Les textes du Musée de l’histoire de l’immigration expliquent bien que les vaincus affluèrent vers la frontière de toute l’Espagne[4]. Le point de passage de la frontière le plus aisé était le littoral méditerranéen. Andalous, madrilènes, valenciens, etc. remontèrent vers la Catalogne pour entrer en France. Pour les nationalistes catalans, il est facile de tronquer insidieusement la réalité historique ; ils ne sont pas loin d’affirmer, parfois, que tous ou la plupart des républicains exilés étaient catalans puisqu’ils venaient de Catalogne. La réalité est bien sûr tout autre.
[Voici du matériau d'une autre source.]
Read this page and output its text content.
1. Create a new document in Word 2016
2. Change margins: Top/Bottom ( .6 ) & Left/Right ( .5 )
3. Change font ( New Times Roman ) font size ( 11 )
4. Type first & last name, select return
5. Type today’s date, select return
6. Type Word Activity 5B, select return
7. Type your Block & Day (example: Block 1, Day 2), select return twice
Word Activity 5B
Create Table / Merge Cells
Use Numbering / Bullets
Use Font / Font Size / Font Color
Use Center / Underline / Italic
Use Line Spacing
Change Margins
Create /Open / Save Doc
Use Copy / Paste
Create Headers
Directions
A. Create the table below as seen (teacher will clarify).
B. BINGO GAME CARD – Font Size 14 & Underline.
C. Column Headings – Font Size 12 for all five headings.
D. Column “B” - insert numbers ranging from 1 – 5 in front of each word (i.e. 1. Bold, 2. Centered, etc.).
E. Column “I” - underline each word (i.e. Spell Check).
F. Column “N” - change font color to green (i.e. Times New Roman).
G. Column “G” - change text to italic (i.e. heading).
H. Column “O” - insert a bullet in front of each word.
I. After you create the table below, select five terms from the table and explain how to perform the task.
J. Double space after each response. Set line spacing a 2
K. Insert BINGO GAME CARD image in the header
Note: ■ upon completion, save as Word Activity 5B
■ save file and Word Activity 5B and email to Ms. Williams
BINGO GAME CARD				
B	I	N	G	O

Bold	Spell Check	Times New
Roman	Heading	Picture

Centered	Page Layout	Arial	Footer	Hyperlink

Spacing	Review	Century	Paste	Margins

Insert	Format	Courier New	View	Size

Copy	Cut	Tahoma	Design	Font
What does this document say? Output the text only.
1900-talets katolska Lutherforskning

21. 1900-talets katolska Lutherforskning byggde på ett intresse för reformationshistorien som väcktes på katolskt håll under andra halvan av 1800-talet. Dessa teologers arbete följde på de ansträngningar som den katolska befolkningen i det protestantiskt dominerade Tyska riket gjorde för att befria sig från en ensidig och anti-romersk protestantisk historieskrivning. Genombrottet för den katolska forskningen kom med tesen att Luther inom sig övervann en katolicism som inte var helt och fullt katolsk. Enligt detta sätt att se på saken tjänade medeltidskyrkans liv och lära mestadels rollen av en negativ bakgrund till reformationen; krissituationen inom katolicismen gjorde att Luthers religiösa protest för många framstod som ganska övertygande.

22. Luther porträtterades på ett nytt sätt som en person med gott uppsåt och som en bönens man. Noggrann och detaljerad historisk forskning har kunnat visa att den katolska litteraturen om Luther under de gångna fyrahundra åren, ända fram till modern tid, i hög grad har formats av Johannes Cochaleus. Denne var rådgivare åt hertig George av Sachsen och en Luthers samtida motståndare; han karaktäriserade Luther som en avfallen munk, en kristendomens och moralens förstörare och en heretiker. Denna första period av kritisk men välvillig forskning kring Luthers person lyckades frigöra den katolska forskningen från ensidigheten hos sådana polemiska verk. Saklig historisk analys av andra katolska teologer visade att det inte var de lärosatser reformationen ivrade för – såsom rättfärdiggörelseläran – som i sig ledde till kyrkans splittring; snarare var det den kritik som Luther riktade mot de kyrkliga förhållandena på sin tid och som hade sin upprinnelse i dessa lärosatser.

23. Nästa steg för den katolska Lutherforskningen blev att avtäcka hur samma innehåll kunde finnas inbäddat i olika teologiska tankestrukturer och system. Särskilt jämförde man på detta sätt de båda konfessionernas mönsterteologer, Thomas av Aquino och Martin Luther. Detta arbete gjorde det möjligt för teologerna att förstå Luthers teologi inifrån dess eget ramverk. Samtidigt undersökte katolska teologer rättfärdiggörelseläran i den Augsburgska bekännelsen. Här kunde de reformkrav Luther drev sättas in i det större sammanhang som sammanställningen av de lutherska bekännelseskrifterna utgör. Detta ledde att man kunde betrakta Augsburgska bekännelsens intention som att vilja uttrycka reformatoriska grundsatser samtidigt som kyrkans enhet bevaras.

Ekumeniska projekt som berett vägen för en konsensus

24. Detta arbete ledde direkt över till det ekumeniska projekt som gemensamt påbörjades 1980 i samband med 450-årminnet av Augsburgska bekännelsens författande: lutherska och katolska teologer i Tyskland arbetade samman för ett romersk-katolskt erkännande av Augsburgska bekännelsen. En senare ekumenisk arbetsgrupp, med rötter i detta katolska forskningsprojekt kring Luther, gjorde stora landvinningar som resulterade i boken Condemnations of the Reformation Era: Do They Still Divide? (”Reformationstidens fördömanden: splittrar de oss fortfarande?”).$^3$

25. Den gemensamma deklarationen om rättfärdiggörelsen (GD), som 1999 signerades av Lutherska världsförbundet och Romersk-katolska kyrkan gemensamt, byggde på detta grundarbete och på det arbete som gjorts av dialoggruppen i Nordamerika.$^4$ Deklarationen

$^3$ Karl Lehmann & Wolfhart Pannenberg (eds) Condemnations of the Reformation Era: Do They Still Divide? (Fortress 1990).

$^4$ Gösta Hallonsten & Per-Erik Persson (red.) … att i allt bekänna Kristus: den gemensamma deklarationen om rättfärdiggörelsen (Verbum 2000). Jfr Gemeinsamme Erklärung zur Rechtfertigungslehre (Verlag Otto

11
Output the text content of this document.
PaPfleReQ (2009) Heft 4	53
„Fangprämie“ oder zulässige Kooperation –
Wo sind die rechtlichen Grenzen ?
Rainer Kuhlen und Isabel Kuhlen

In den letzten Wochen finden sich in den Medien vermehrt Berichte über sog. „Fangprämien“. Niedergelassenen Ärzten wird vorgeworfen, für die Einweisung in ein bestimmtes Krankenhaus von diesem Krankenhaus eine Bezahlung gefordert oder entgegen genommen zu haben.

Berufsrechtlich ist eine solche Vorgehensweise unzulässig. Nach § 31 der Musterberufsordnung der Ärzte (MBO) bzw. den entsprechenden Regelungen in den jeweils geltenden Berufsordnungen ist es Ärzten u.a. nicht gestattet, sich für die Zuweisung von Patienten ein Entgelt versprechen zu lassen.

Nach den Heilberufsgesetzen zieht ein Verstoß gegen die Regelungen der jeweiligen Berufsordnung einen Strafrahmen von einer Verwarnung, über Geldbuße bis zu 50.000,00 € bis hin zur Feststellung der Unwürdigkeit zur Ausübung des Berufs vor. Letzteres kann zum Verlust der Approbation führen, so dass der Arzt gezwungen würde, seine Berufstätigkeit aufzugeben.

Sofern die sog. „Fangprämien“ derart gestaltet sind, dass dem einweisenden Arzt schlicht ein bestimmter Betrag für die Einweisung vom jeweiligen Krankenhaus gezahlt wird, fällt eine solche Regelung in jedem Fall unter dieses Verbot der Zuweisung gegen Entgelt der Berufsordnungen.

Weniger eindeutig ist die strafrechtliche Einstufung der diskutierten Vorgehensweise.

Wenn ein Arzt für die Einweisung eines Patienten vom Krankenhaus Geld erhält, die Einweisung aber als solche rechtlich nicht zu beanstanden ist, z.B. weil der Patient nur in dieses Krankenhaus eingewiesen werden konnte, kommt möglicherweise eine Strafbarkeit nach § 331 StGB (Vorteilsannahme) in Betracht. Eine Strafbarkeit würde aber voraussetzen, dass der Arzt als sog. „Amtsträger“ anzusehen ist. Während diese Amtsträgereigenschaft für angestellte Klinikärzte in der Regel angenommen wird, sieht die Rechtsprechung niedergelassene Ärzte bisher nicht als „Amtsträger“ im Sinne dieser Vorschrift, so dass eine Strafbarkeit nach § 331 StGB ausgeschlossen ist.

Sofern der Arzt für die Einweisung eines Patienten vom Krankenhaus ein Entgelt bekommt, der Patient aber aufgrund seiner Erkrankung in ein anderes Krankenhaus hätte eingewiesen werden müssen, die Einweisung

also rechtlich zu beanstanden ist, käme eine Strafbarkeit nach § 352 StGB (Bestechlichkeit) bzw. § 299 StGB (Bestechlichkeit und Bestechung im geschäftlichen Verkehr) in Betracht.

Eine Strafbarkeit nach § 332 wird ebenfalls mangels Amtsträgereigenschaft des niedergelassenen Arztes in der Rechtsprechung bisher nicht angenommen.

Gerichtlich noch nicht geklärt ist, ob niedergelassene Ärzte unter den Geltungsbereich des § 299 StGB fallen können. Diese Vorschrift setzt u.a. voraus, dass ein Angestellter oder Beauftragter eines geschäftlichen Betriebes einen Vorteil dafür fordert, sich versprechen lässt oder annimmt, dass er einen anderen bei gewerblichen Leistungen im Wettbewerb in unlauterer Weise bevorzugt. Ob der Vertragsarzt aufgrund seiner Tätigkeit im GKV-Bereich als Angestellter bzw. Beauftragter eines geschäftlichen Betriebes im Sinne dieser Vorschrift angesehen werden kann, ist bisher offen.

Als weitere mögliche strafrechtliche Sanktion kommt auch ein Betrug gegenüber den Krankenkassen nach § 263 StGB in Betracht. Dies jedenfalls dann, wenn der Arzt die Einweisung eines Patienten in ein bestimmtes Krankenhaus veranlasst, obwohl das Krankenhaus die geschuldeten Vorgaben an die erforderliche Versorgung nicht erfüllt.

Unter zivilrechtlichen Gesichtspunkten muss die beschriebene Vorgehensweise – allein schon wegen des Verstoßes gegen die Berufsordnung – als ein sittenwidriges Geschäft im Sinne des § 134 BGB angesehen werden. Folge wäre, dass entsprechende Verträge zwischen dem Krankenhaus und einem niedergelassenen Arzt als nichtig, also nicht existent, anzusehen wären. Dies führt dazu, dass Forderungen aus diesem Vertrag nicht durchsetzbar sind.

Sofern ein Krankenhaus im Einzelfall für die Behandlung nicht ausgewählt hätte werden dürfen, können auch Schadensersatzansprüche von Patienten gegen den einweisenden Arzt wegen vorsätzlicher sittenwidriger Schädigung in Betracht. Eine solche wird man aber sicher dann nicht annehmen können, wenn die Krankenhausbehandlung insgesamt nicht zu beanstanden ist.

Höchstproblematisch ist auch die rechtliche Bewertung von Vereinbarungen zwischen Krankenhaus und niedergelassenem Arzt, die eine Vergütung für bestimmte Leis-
On retrouve cet accaparement du « beau rôle », celui du soldat républicain héroïque en lutte contre le fascisme, dans la tentative de mainmise sur la mémoire de la guerre et de l’exil, à travers l’ouverture de mémoriaux financés en partie par la Generalitat de Catalogne : le MUME, par exemple, ou encore le projet de Centre de Mémoire de l’Exil républicain décrit en 2017 par le journal L’Indépendant comme « un site spécifiquement dédié à l’histoire de l’exil des républicains espagnols et catalans »[5] (CQFD : les Catalans ne sont pas des Espagnols …). C’est qu’ils se sont construits une guerre pour eux tous seuls, les nationalistes catalans, et ils ne veulent en partager ni la mémoire, ni l’héroïsme. Et bien sûr, ils ont jeté des pelletées de sable sur la collaboration de la bourgeoisie catalane avec le régime de Franco qui l’avait sauvée du communisme.
C’est malheureusement cette même optique solipsiste qui transparaît en filigrane dans les vingt premières minutes du film d’Aurel qui évoquent le conflit.
Pour conclure, je ferai simplement un vœu. Je souhaiterais que l’on cesse d’exploiter dans le présent le filon de la guerre d’Espagne à des fins de manipulation idéologique (intentionnelle ou « naïve »), ce qui équivaut pour moi à la dégradation, le dévoiement d’une histoire tragique. Je voudrais que l’on cesse de me voler mon histoire, celle de mes parents, que j’hésite à évoquer maintenant par peur de rejoindre les rangs des apôtres de la victimisation intéressée.
[1] https://www.youtube.com/watch?v=bxl-O5NjxeA,
ou encore
[2] Pour beaucoup de nationalistes catalans, l’Andalousie, « c’est l’Afrique » ! C’est donc pire que Madrid, mais le véritable rival économique et culturel, c’est Madrid, garante selon eux d’une vision unifiée de l’Espagne.